I'm in agreement. My family, via a lot of hard work and sacrifice, was able to pay for college for my sibling's and myself. We all had no debt upon graduation. It was hard, but we managed to do it despite a lot of set-backs.
Though that sacrifice would be 'useless' with a jubilee on loans, I'm all for it. I've seen too many of my friends suffer under $800/mo debt loads for 12 years now. I'd much rather drink a beer with them on weekends than have them work their second jobs and drink a beer by myself.
While I hear some millennials say it's a good idea (and maybe it is in the grand scheme of things, it doesn't really matter for this point) I don't see how it would be in their best interest unless there was some very serious benefits/perks to millennials that are already in debt or those that spent the past 10+ years paying it off. They're so far behind now that many put off starting a family, buying a home, saving for retirement, and all the other things they should have been doing in their post college years. Now the'll need to face the next generation workforce of college educated debt free competition. I mean I absolutely hate to admit this but it's true, I'm going to be pretty sour if I can finally land a decent job and my soul goal is to save something up for retirement and everyone else doesn't have that huge debt monkey on their back to guide their decisions.
I think the financial sector owes my cohort, especially the worst affected of us, some sort of reparations.
Not a single one of the less lucky millennials I know, either online or in real life, has given the slightest inkling that they would rather see the people who come after them suffer as they have suffered, perpetuating the terrible system, just to make it that tiny bit easier for them to compete. They'd rather have the rest of their own debt forgiven and just start from there.
Obviously I can't speak for every debt-ridden millennial out there, but the overwhelming sentiment I encounter from them when this potential issue comes up is "Just do it. Make it right."
Technically incorrect, since we legally can't file for bankruptcy on this debt except under very particular circumstances.
I wish there were an option on Medium to dislike or downvote an article or an author. I would certainly do that with him.
This is the cause of the absurdly high prices for education. Lenders see a non-dischargeable loan as zero risk.
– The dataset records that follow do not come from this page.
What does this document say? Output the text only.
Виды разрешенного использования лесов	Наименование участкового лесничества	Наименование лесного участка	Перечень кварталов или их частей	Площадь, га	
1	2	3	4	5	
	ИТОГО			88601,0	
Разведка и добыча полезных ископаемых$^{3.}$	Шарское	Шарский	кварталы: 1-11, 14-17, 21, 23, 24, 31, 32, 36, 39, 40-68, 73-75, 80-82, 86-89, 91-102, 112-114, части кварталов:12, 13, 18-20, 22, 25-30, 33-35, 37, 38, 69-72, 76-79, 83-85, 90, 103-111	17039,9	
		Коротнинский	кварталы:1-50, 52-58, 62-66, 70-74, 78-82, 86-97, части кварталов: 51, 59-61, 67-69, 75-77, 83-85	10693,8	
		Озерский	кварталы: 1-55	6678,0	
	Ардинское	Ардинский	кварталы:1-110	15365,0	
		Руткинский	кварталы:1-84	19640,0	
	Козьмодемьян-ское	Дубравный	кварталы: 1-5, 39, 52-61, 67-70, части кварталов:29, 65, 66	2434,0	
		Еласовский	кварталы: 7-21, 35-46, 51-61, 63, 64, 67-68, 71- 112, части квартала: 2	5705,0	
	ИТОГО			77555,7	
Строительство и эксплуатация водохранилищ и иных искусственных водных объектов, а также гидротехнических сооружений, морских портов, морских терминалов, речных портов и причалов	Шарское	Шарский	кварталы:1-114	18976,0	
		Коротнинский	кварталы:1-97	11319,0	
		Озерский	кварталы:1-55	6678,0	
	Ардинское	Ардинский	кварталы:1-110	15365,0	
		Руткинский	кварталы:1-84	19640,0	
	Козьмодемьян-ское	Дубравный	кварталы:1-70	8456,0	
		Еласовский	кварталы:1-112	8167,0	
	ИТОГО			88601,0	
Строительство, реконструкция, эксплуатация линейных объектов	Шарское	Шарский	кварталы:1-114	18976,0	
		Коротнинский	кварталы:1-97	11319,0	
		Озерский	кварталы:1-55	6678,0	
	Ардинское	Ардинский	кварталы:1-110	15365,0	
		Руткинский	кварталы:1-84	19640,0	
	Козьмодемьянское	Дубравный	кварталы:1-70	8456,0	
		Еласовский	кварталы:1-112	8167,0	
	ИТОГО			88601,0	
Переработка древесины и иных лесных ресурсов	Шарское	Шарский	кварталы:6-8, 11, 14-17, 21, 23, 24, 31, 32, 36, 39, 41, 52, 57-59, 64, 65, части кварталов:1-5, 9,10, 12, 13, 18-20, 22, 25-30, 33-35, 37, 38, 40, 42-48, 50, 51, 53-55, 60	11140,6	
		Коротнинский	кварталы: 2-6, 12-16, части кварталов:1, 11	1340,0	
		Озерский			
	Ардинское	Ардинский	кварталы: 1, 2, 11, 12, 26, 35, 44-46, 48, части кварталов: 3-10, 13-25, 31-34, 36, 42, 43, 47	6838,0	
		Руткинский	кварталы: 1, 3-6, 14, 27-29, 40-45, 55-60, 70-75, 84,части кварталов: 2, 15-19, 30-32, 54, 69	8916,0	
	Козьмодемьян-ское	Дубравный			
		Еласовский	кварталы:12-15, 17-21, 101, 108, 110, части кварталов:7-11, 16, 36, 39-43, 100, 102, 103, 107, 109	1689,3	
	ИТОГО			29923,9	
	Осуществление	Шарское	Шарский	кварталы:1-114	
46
Their debts will be paid no matter the circumstances, even when other debts are wiped out in bankruptcy, student loans will still be paid, or garnished from wages.
Lenders have no reason not to give out as many of these zero risk loans to as many unqualified and barely educated 18 year olds.
Educational institutions, seeing a surge of both demand and loaned money, raise their rates.
This process happens year after year, and the demand for colleges is only increasing, especially with a wealthy foreign population keen on sending their kids to prestigious American universities.
It will be a piece of a far bigger problem that will affect most of the system.
Making degrees cheaper to get will not be the answer. That'll just lead to even more degree holders looking for the elusive job.
Perhaps paying skilled labor / trades better is the right direction.
You do have to actually work though if you want to make money in trades, and sweat and get dirty. Most college-educated people are alergic to working that hard, and are looking for white-collar BS jobs that they can push paper around, go to meetings, feel good about themselves, and never actually do anything.